The Colette Grand Café concept is also being exported to Vancouver, and similarly, Storni says that version of it will be tailored to the west coast city, for example, with a focus on seafood.
While the existing café in Montreal’s Holt Renfrew goes for a more shiny, modern feel, its replacement is much more classical — it’s more angled towards Provence, and the Toronto menu (which features items like merguez and pasta) also has eyes to Italy and North Africa.
“We wouldn’t want it to be referred to as a Parisian bistro. The repertoire of French cuisine is quite eclectic and at Holt Renfrew it will have a bit of a French Côte d’Azur Mediterranean feel,” Storni says.
The Toronto original has been fairly well received — while Globe and Mail critic Chris Nuttall-Smith wrote that the diners skewed pretty wealthy perhaps given the prices (“it’s as money as Toronto restaurant crowds get”), he overall put out a glowing review that didn’t fault the culinary offerings.

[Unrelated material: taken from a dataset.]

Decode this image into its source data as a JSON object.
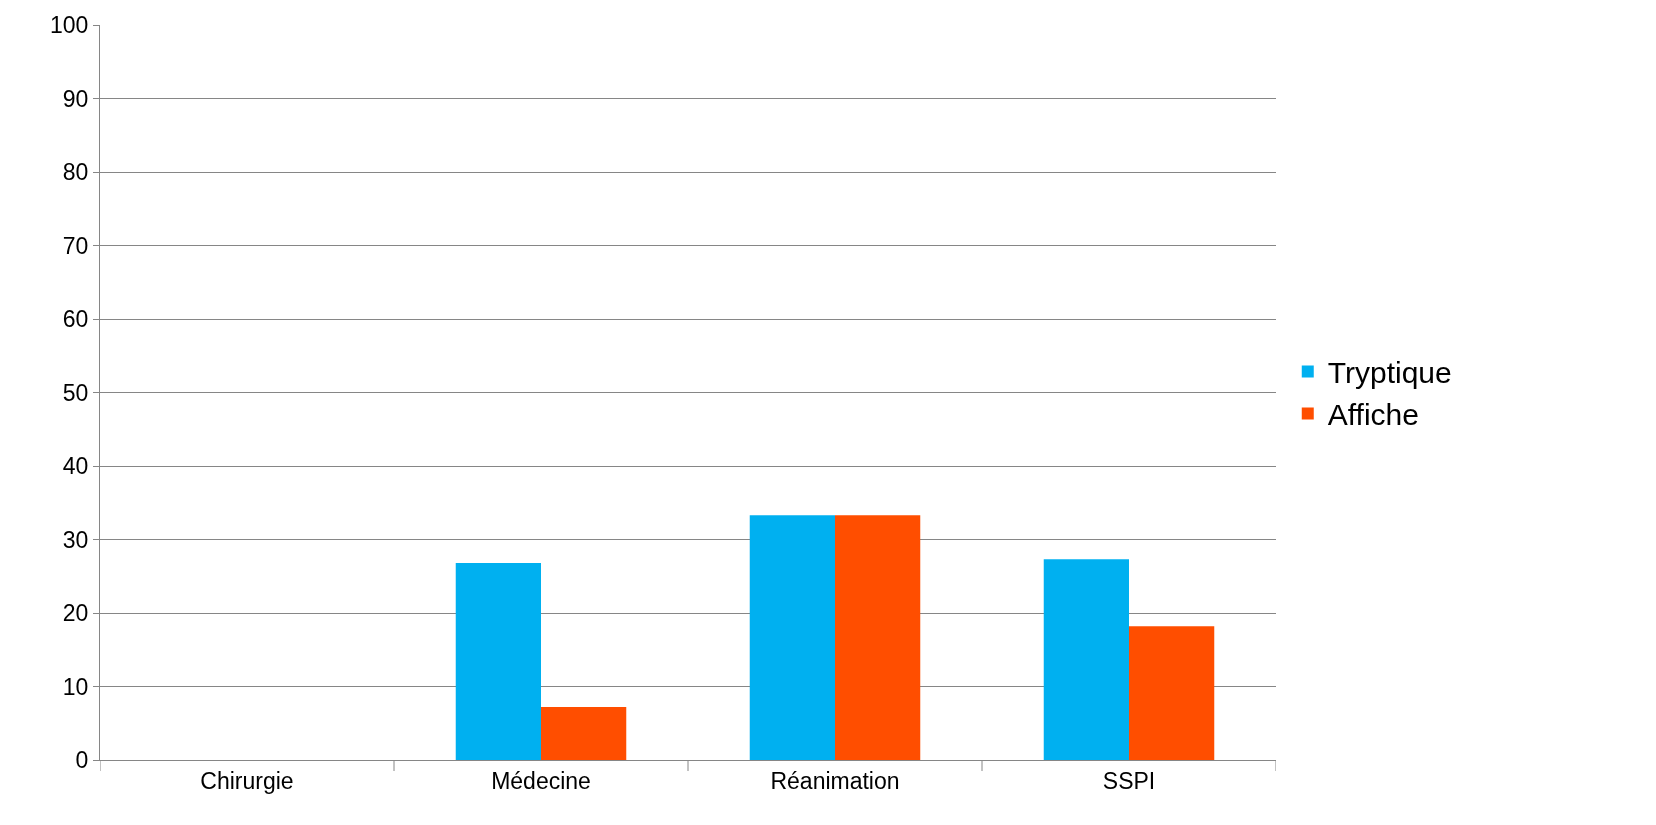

And while Toronto Life dubbed it as rather pricy, it sits somewhere in the nebulous zone between casual restaurants and something much ore formal: “an elevated experience without fine dining”, says Storni.
While the Montreal menu won’t be the same, it will feature a few of Toronto’s successes, like a Niçoise salad, steak-frites, and tartare.
It may seem odd to bring a French concept in from Toronto when Montreal is already a relatively strong city for the cuisine, but Storni says that his team are thoroughly aware of that, and are looking to adapt to Montreal, rather than to impose.
“We’re quite humble knowing that Montreal is such a foodie city and that people know what they’re tasting and what they’re talking about…menus are not written in stone, we’ll change them seasonally.”
Expect Colette Grand Café to open around late March or early April.